Salka Weber und Deniz Cooper wollten einen Film machen, der von Gefühlen handelt, die sie mit dem Erwachsenwerden verbinden. Auf die Fragen, die man sich als Erwachsene*r stellte, hätte man in der Kindheit schon einmal Antworten gehabt.

Salka Weber und Deniz Cooper haben den Film auch produziert. Mit im Team waren gerade mal Kameramann Alex Haspel und Kameraassistent Lukas Wesely beim Drehen. 360-Grad-Schwenks wurden zum Prinzip.

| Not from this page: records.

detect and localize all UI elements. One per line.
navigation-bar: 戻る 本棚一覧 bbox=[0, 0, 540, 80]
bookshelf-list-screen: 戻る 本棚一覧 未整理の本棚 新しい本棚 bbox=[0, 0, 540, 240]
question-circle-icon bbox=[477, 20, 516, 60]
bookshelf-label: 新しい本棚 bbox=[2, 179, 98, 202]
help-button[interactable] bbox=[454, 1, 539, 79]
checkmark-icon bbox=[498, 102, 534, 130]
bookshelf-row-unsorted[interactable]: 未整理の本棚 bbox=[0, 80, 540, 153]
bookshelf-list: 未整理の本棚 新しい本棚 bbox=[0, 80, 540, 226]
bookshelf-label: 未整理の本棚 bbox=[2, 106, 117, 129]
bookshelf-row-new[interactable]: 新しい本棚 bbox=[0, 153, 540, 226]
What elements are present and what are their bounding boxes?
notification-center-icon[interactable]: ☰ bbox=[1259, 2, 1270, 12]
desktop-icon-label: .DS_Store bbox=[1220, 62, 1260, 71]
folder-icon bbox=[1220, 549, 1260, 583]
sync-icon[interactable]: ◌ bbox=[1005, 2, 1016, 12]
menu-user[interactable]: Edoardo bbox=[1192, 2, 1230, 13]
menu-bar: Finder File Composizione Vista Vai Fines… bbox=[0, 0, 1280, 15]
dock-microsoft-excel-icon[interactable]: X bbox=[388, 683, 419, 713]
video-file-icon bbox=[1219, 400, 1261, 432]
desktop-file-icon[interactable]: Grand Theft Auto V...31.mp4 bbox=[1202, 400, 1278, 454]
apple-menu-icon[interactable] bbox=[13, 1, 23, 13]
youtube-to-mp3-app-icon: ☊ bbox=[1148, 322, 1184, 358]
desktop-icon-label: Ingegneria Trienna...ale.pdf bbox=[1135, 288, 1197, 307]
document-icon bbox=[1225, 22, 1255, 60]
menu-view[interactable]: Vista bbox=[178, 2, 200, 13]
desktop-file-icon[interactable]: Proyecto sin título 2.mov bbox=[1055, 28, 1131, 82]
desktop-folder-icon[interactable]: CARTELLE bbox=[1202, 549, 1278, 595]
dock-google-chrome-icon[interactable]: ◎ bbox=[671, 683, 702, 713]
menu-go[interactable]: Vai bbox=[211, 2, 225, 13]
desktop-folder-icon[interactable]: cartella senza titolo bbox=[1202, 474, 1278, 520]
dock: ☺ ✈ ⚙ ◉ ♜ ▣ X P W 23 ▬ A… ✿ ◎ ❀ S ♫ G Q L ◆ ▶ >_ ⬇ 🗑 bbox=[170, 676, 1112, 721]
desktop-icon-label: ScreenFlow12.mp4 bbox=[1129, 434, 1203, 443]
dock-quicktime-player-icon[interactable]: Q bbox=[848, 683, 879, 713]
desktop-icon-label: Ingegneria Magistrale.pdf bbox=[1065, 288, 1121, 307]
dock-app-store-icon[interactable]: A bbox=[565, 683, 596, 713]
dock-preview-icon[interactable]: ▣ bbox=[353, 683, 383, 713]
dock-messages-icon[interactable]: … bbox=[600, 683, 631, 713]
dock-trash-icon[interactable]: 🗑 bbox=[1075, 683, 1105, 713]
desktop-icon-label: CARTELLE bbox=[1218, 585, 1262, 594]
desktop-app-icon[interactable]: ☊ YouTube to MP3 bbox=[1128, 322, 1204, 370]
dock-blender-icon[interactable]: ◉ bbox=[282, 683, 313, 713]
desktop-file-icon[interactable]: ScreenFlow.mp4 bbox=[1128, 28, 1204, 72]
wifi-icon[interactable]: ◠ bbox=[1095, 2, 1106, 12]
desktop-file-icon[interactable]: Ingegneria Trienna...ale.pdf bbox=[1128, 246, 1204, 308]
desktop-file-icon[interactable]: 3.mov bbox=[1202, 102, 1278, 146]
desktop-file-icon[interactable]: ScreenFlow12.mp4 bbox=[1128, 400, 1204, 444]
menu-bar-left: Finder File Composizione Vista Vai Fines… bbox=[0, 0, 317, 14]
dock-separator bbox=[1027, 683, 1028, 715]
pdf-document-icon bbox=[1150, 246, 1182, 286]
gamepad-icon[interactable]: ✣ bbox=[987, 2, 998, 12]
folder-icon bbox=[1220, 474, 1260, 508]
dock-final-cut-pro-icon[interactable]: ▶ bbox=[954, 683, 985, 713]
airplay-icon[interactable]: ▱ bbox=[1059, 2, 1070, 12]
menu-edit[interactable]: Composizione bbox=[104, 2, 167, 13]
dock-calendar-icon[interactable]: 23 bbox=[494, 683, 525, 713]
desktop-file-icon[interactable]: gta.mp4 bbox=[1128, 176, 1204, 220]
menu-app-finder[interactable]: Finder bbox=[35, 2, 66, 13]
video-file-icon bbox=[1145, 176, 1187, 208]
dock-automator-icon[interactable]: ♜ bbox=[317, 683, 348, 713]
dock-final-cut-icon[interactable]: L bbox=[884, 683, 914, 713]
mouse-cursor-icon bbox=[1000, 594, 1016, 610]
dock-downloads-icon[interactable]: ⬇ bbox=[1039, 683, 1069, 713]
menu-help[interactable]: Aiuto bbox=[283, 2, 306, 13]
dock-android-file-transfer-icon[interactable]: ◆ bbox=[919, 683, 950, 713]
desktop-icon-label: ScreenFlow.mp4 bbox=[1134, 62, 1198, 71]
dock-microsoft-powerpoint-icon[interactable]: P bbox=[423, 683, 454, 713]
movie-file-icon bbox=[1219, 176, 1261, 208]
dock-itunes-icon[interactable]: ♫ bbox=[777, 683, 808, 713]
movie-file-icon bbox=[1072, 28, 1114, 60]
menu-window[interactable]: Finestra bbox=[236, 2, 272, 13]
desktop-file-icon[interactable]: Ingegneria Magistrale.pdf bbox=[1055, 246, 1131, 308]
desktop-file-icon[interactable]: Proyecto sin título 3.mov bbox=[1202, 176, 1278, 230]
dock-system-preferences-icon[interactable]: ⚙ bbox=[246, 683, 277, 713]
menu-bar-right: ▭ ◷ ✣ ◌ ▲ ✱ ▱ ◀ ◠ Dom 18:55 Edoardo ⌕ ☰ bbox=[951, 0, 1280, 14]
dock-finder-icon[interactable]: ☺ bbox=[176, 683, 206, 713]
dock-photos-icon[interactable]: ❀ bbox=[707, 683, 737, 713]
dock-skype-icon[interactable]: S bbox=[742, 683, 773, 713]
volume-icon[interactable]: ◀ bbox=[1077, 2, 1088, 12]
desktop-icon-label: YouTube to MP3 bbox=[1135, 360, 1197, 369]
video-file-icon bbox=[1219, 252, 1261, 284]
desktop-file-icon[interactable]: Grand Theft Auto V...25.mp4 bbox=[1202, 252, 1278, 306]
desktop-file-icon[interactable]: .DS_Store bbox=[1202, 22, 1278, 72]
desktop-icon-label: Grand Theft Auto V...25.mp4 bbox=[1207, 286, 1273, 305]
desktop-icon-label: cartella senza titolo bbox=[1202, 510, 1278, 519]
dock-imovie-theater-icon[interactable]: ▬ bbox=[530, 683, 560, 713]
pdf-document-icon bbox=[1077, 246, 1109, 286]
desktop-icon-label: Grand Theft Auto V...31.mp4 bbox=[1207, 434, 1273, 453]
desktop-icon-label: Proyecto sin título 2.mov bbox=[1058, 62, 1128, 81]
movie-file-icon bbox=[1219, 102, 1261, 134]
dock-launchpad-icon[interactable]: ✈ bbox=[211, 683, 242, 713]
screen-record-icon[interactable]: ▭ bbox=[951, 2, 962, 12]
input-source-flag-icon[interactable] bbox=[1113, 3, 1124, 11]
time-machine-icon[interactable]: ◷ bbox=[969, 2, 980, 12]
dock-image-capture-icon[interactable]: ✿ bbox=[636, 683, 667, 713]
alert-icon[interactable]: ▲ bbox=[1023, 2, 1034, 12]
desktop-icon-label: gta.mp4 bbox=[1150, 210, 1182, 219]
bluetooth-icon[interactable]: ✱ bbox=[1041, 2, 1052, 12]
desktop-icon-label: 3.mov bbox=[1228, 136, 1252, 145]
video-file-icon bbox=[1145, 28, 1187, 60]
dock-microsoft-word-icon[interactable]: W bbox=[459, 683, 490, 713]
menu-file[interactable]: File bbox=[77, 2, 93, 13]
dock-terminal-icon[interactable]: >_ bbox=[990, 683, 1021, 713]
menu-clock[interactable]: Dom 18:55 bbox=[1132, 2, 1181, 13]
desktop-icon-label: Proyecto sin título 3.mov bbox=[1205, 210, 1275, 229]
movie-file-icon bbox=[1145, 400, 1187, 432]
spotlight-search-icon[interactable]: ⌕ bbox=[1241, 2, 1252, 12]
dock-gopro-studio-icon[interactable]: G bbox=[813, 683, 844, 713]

„Wir konnten nur in der Früh drehen, je nach Sonnnenaufgang und Wetter zwischen fünf und sechs Uhr dreißig“, erzählt Deniz Cooper über die Dreharbeiten in einer Stadt, in der bis zur Corona-Krise bis zu 130.000 Tourist*innen am Tag unterwegs waren. „Der frühe Morgen ist die einzige Zeit, wo die Straßen leer sind. Mitten in der Nacht, um 2.30 Uhr sind Salka und ich aufgestanden, haben angefangen, die Kostüme zu bügeln und die Requisiten herzurichten. Wir haben Frühstück gemacht, die anderen geweckt. Dann sind wir schweigend über Brücken und Kanäle, manchmal auch mit dem Nacht-Vaporetto durch die Stadt getuckert. Auf Wägelchen haben wir das Kamera- und Lichtequipment gehabt und sind so durch die Stadt gezogen.“

Eigentlich ist Deniz Cooper selbst Schauspieler, er ist in Serien wie „Dogs in Berlin“ zu sehen und spielte etwa im österreichischen Actionfilm „Cops“ mit. Salka Weber und er wollen unkommerzielle und unkonventionelle Filmprojekte wagen. Die letzten Monate vor ihrer, durch die Coronakrise bedingten Rückkehr nach Wien, waren sie auf Jamaica und dort mit dem Dreh eines Kurzfilms beschäftigt. Zu weiteren Gefühlen Bilder in weiteren Städten zu finden, schließen die beiden definitiv nicht aus.

Zwei Frauen am Kanal in Venedig in der Nacht und sie deuten einem Polizisten ganz aufregt etwas. Filmszene aus "Fisch lernt fliegen".